= Warangal train crash =

2003 Train accident in Telangana

The Warangal train crash occurred on 2 July 2003 in the city of Warangal, Andhra Pradesh, India.

The Golconda Express passenger service from Guntur to Secunderabad was scheduled to stop at Warangal station mid-morning, but the driver failed to halt the train. He claimed that the brakes stopped working long before the service arrived at Warangal, and that his train was supposed to have been put onto a loop line around the station until the problem was fixed. This was done, but due to the speed, it jumped over the loop line and onto the road below the bridge situated just after the station as the driver lost control. The engine and two carriages broke through a concrete barrier and fell to the crowded street below, crushing several cars, market stalls and rickshaws.
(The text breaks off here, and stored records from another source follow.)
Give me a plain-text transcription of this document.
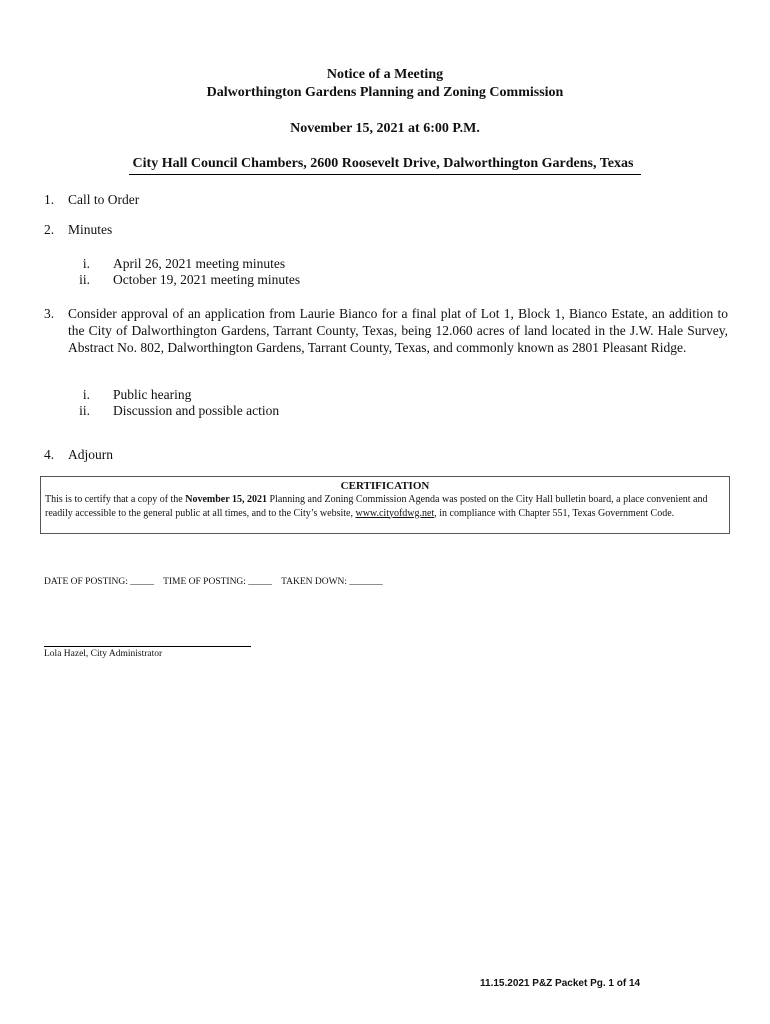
Notice of a Meeting
Dalworthington Gardens Planning and Zoning Commission
November 15, 2021 at 6:00 P.M.
City Hall Council Chambers, 2600 Roosevelt Drive, Dalworthington Gardens, Texas
1. Call to Order
2. Minutes
i. April 26, 2021 meeting minutes
ii. October 19, 2021 meeting minutes
3. Consider approval of an application from Laurie Bianco for a final plat of Lot 1, Block 1, Bianco Estate, an addition to the City of Dalworthington Gardens, Tarrant County, Texas, being 12.060 acres of land located in the J.W. Hale Survey, Abstract No. 802, Dalworthington Gardens, Tarrant County, Texas, and commonly known as 2801 Pleasant Ridge.
i. Public hearing
ii. Discussion and possible action
4. Adjourn
CERTIFICATION
This is to certify that a copy of the November 15, 2021 Planning and Zoning Commission Agenda was posted on the City Hall bulletin board, a place convenient and readily accessible to the general public at all times, and to the City’s website, www.cityofdwg.net, in compliance with Chapter 551, Texas Government Code.
DATE OF POSTING: _____ TIME OF POSTING: _____ TAKEN DOWN: _______
Lola Hazel, City Administrator
11.15.2021 P&Z Packet Pg. 1 of 14
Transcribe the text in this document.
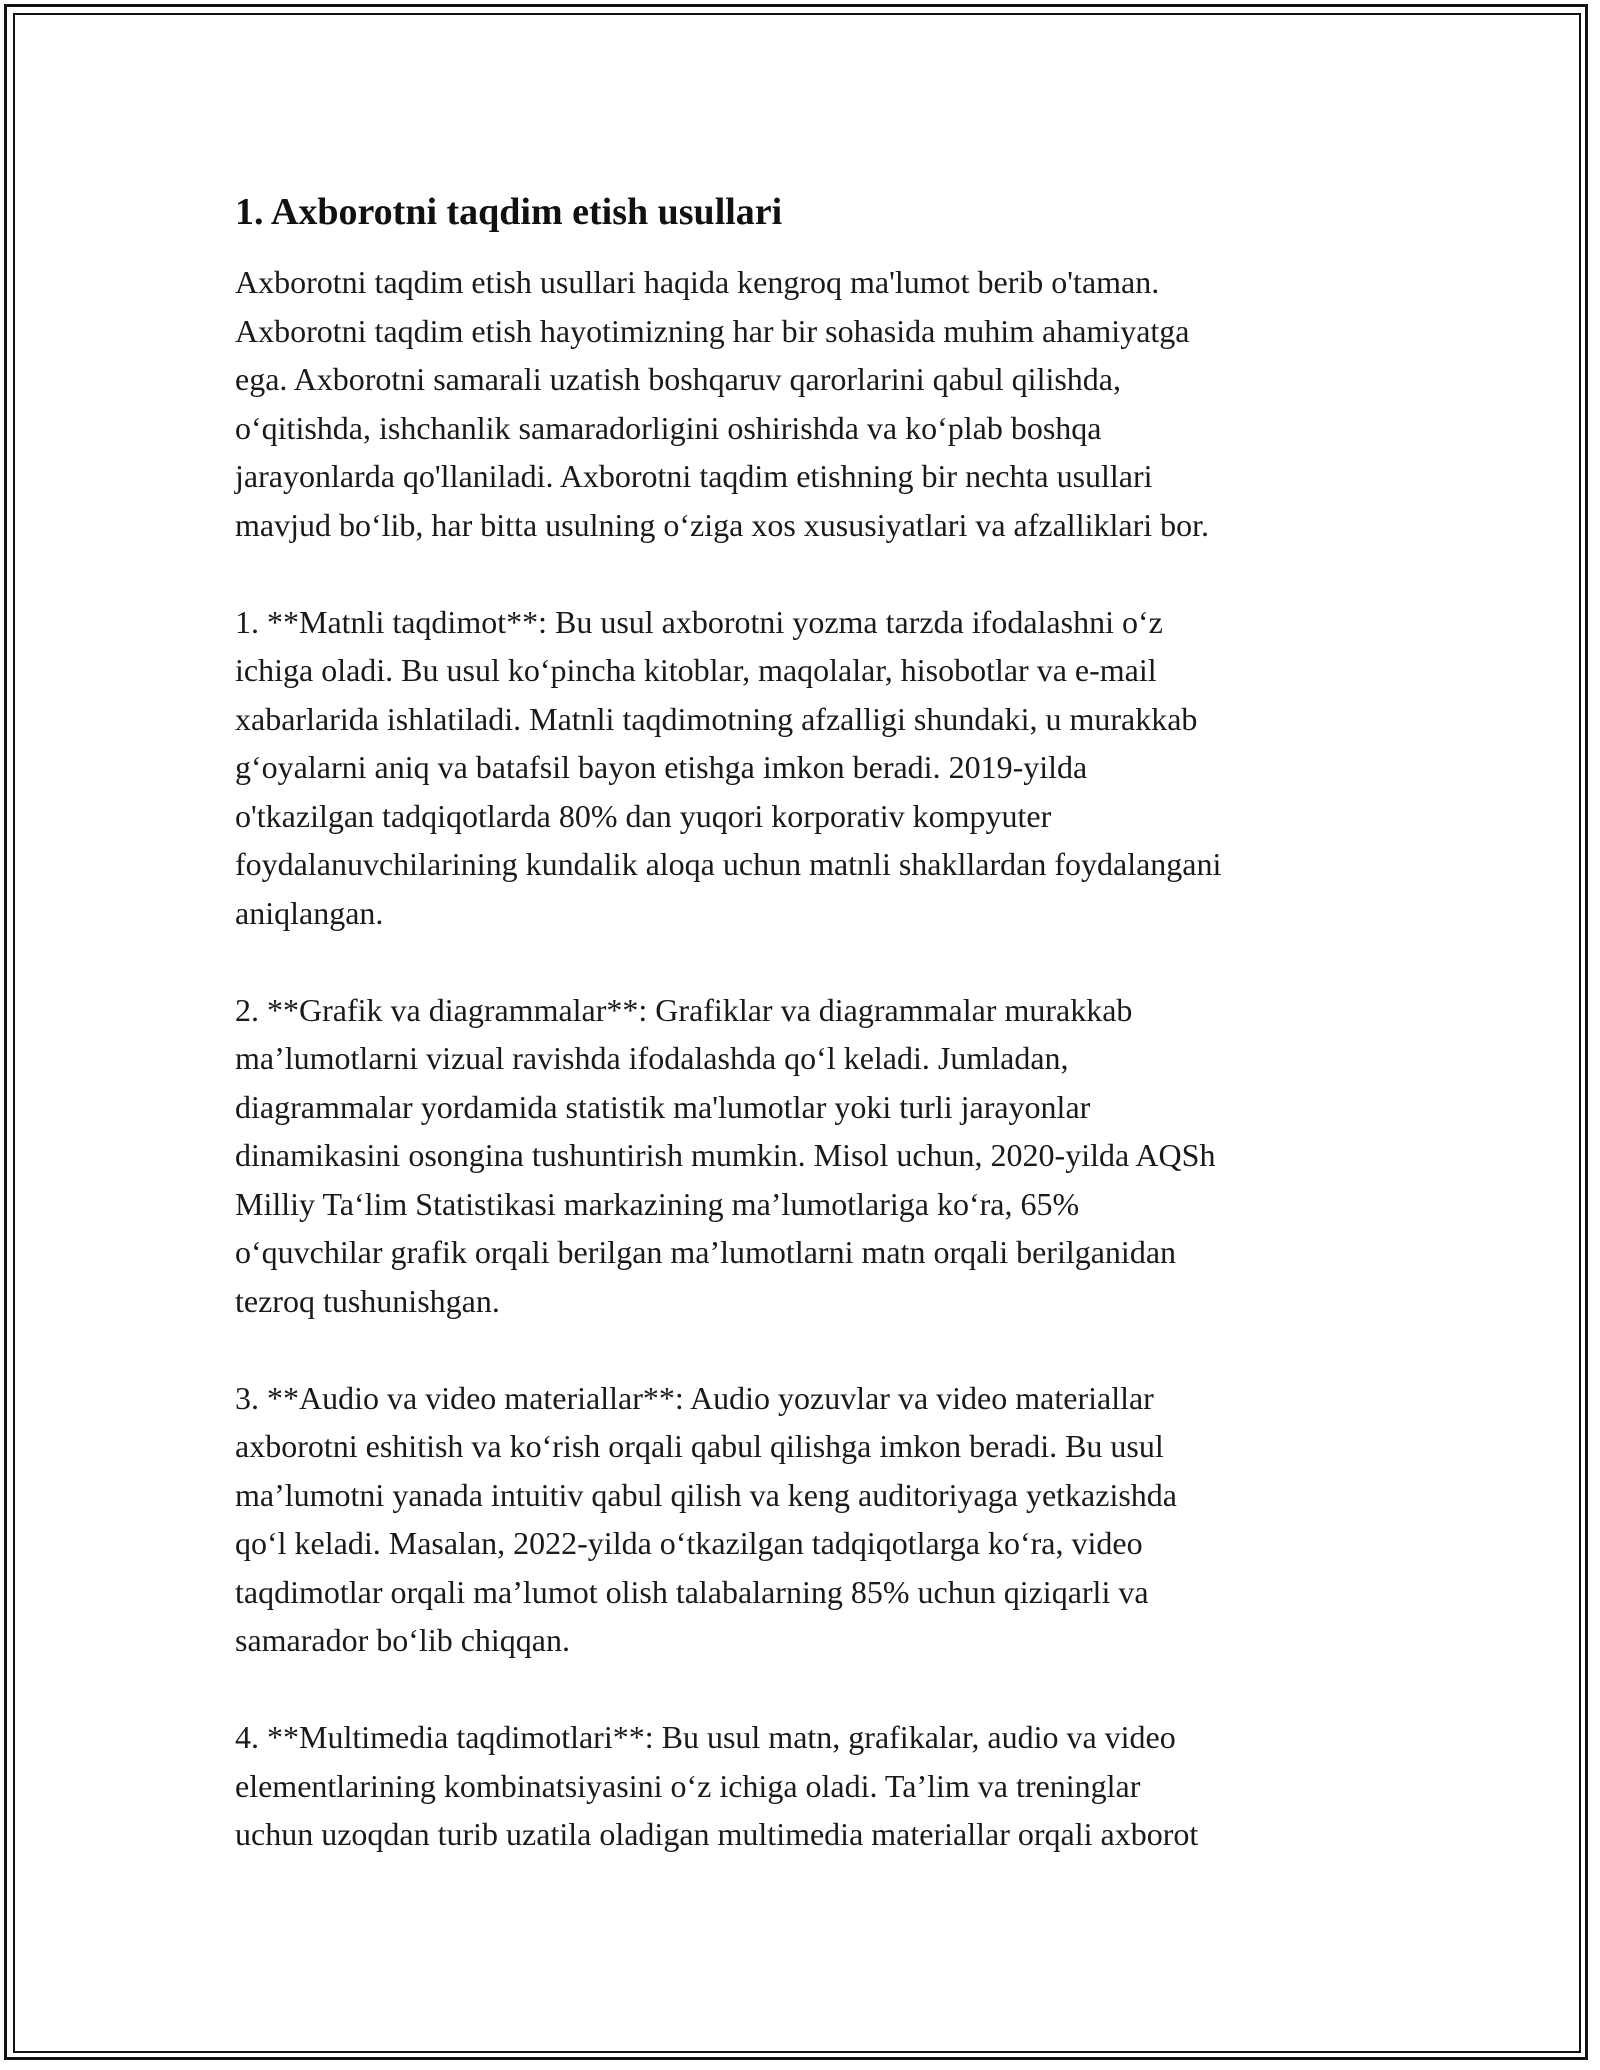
1. Axborotni taqdim etish usullari
Axborotni taqdim etish usullari haqida kengroq ma'lumot berib o'taman.
Axborotni taqdim etish hayotimizning har bir sohasida muhim ahamiyatga
ega. Axborotni samarali uzatish boshqaruv qarorlarini qabul qilishda,
o‘qitishda, ishchanlik samaradorligini oshirishda va ko‘plab boshqa
jarayonlarda qo'llaniladi. Axborotni taqdim etishning bir nechta usullari
mavjud bo‘lib, har bitta usulning o‘ziga xos xususiyatlari va afzalliklari bor.
1. **Matnli taqdimot**: Bu usul axborotni yozma tarzda ifodalashni o‘z
ichiga oladi. Bu usul ko‘pincha kitoblar, maqolalar, hisobotlar va e-mail
xabarlarida ishlatiladi. Matnli taqdimotning afzalligi shundaki, u murakkab
g‘oyalarni aniq va batafsil bayon etishga imkon beradi. 2019-yilda
o'tkazilgan tadqiqotlarda 80% dan yuqori korporativ kompyuter
foydalanuvchilarining kundalik aloqa uchun matnli shakllardan foydalangani
aniqlangan.
2. **Grafik va diagrammalar**: Grafiklar va diagrammalar murakkab
ma’lumotlarni vizual ravishda ifodalashda qo‘l keladi. Jumladan,
diagrammalar yordamida statistik ma'lumotlar yoki turli jarayonlar
dinamikasini osongina tushuntirish mumkin. Misol uchun, 2020-yilda AQSh
Milliy Ta‘lim Statistikasi markazining ma’lumotlariga ko‘ra, 65%
o‘quvchilar grafik orqali berilgan ma’lumotlarni matn orqali berilganidan
tezroq tushunishgan.
3. **Audio va video materiallar**: Audio yozuvlar va video materiallar
axborotni eshitish va ko‘rish orqali qabul qilishga imkon beradi. Bu usul
ma’lumotni yanada intuitiv qabul qilish va keng auditoriyaga yetkazishda
qo‘l keladi. Masalan, 2022-yilda o‘tkazilgan tadqiqotlarga ko‘ra, video
taqdimotlar orqali ma’lumot olish talabalarning 85% uchun qiziqarli va
samarador bo‘lib chiqqan.
4. **Multimedia taqdimotlari**: Bu usul matn, grafikalar, audio va video
elementlarining kombinatsiyasini o‘z ichiga oladi. Ta’lim va treninglar
uchun uzoqdan turib uzatila oladigan multimedia materiallar orqali axborot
The crash killed 22 and left more than 110 injured, some very seriously. Thirteen of the dead had been train passengers, the others people who had been in the streets below. Rescue work was severely hampered by the congested nature of the streets as well as heavy rainfall. Locals were able to pull many of the less seriously injured to safety before the emergency services finally arrived. The families of the dead were paid 100,000 rupees, more than is usual in Indian railway crashes.

The problem was believed to be the result of faulty brakes and poor communication between the train and the officials at Warangal station, neither of whom understood the full situation. The heavy rains compounded the problem, by reducing the friction of the rails and making it easier for the driver to lose control.